Seyoum Haile, a mechanic with D.C. Metro for 13 years, lost his job in 2015 after a mistake that claimed the life of 61-year-old Carol Glover and injured 91 other passengers. Investigators later found that Haile improperly inspected a tunnel fan and lied about it, even writing a false maintenance report, according to The Washington Post.

Amalgamated Transit Union Local 689, the largest Metro workers union, is suing the D.C. Metro, arguing Haile’s actions should have only yielded a suspension, not termination. While Metro officials do not blame Haile for any death or injuries regarding the 2015 incident, union representatives claim Metro officials are trying to make him a scapegoat.

Incidents with Haile falsifying inspections go back to November 2014, according to arbitrators who are hearing the case in place of the court system. Haile disagrees with this claim, saying that his actions reflect Metro culture and noting that his superiors routinely accepted incomplete inspections. (RELATED: DC Metro Unnecessarily Put Passengers At Risk In Deadly 2015 Fire)

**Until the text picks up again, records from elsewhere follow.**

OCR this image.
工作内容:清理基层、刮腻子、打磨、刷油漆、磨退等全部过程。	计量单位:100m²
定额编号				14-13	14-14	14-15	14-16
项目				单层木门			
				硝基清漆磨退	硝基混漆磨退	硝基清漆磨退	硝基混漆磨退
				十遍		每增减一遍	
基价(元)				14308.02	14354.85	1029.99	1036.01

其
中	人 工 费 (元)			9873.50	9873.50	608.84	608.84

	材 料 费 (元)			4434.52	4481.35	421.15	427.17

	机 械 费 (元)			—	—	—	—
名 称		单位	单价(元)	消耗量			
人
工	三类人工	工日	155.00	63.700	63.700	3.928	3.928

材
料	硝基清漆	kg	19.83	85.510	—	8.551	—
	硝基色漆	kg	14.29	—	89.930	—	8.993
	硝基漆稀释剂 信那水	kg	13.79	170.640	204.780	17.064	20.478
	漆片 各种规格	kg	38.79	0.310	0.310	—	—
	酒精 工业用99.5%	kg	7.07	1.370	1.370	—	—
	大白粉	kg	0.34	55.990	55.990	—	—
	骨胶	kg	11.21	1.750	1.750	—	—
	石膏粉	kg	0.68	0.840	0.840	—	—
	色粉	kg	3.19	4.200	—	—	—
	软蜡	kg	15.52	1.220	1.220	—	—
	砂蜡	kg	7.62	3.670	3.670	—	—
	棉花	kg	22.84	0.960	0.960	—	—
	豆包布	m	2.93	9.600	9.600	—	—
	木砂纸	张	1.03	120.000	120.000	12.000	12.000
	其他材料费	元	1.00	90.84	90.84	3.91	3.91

The National Transportation Safety Board (NTSB) report on the smoke incident released in May found a litany of problems, including defunct fans, contributed to the fatal accident at L’Enfant Plaza.

“The grievant’s misconduct was serious,” Ezio E. Borchini, an arbitrator in the case wrote Thursday. “However, in light of all of the evidence, it was not so serious as to be disruptive of the employment relationship. The penalty must be rehabilitative, rather than punitive.”

D.C. Metro General Manager Paul Wiedefeld feels differently and vows to fight the arbitration decision.

“We strongly disagree with the arbitration award given the employee’s egregious acts,” Wiedefeld wrote in a statement Thursday. “We intend to file a motion in District Court to vacate the arbitration award.”